Assuming the 90 days trading horizon Kingfa Science Technology is expected to generate 3.37 times more return on investment than SBI Mutual. However, Kingfa Science is 3.37 times more volatile than SBI Mutual Fund. It trades about 0.14 of its potential returns per unit of risk. SBI Mutual Fund is currently generating about -0.24 per unit of risk. If you would invest  329,770  in Kingfa Science Technology on October 9, 2024 and sell it today you would earn a total of  21,210  from holding Kingfa Science Technology or generate 6.43% return on investment over 90 days.
Time Period3 Months [change]
DirectionMoves Together 
StrengthVery Weak
Accuracy100.0%
ValuesDaily Returns

Kingfa Science Technology  vs.  SBI Mutual Fund

 Performance 
       Timeline  
Kingfa Science Technology 

Risk-Adjusted Performance

4 of 100

 
Weak
 
Strong
OK
Compared to the overall equity markets, risk-adjusted returns on investments in Kingfa Science Technology are ranked lower than 4 (%) of all global equities and portfolios over the last 90 days. Despite somewhat weak technical and fundamental indicators, Kingfa Science may actually be approaching a critical reversion point that can send shares even higher in February 2025.
SBI Mutual Fund 

Risk-Adjusted Performance

0 of 100

 
Weak
 
Strong
Very Weak
Over the last 90 days SBI Mutual Fund has generated negative risk-adjusted returns adding no value to investors with long positions. Despite nearly stable technical and fundamental indicators, SBI Mutual is not utilizing all of its potentials. The latest stock price disturbance, may contribute to mid-run losses for the stockholders.

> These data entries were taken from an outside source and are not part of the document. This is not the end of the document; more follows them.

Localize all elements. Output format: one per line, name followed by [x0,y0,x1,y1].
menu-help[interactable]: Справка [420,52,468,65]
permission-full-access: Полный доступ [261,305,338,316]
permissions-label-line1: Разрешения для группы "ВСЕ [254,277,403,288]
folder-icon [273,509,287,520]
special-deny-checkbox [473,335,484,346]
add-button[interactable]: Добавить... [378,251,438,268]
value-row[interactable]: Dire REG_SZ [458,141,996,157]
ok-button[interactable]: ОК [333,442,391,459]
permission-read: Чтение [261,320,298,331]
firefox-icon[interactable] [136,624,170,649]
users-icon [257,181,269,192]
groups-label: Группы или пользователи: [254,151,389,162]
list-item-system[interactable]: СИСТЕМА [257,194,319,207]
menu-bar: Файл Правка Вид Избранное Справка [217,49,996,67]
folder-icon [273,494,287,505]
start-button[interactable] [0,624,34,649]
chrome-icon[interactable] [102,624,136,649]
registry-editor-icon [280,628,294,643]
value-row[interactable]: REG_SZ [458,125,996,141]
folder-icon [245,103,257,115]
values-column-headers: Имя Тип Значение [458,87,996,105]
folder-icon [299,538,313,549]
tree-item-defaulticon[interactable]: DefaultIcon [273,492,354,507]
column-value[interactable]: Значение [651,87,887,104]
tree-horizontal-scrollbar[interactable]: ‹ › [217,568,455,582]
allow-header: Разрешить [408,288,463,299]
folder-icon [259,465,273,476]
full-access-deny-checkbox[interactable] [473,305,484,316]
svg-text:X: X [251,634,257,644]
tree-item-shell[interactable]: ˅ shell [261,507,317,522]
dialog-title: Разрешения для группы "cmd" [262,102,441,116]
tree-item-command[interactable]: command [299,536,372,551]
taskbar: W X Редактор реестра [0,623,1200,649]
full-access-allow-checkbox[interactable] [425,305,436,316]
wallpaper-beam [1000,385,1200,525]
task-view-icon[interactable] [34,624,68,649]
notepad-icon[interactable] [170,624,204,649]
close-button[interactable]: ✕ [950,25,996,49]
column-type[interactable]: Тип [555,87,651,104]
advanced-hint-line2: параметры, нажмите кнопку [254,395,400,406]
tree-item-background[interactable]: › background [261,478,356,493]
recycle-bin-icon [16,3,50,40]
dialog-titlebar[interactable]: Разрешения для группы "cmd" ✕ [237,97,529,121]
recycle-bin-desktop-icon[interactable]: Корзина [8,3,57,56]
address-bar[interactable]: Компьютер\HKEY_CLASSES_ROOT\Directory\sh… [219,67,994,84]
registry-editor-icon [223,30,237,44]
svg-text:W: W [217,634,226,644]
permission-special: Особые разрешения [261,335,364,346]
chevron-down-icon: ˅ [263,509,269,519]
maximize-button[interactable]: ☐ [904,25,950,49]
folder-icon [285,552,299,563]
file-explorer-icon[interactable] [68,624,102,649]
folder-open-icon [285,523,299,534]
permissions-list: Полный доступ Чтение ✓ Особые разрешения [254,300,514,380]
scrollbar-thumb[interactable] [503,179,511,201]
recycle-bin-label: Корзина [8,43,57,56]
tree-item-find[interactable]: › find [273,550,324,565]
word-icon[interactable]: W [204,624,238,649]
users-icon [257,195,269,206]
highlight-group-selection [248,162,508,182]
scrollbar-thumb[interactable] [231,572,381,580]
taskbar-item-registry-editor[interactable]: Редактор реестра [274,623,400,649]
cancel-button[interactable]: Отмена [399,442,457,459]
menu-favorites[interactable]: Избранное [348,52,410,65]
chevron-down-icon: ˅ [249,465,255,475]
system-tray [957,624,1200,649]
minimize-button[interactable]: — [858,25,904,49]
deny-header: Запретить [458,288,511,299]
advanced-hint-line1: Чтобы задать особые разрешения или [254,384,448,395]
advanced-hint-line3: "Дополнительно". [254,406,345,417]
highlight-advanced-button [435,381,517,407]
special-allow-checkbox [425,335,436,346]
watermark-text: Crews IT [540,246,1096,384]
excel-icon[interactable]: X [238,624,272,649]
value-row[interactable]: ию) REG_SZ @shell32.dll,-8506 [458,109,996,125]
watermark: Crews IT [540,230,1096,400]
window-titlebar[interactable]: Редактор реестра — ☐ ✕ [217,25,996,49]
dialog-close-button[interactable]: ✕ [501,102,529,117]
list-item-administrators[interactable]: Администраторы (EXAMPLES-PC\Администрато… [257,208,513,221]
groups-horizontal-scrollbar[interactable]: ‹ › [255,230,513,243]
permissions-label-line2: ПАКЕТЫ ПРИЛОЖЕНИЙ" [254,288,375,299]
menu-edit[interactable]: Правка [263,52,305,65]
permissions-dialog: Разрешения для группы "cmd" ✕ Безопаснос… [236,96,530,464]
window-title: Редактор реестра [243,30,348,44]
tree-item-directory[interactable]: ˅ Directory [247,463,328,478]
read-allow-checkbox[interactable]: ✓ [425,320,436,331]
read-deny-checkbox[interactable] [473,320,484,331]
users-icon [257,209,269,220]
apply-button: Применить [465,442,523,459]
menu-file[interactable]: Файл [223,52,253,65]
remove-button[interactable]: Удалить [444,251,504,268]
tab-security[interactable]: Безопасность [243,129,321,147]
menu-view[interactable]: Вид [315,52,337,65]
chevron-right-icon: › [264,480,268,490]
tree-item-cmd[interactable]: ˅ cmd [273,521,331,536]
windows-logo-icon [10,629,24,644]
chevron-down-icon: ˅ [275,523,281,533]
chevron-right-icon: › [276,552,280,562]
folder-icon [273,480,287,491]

Kingfa Science and SBI Mutual Volatility Contrast

   Predicted Return Density   
       Returns  

Pair Trading with Kingfa Science and SBI Mutual

The main advantage of trading using opposite Kingfa Science and SBI Mutual positions is that it hedges away some unsystematic risk. Because of two separate transactions, even if Kingfa Science position performs unexpectedly, SBI Mutual can make up some of the losses. Pair trading also minimizes risk from directional movements in the market. For example, if an entire industry or sector drops because of unexpected headlines, the short position in SBI Mutual will offset losses from the drop in SBI Mutual's long position.
The idea behind Kingfa Science Technology and SBI Mutual Fund pairs trading is to make the combined position market-neutral, meaning the overall market's direction will not affect its win or loss (or potential downside or upside). This can be achieved by designing a pairs trade with two highly correlated stocks or equities that operate in a similar space or sector, making it possible to obtain profits through simple and relatively low-risk investment.
Check out your portfolio center.
Note that this page's information should be used as a complementary analysis to find the right mix of equity instruments to add to your existing portfolios or create a brand new portfolio. You can also try the Price Exposure Probability module to analyze equity upside and downside potential for a given time horizon across multiple markets.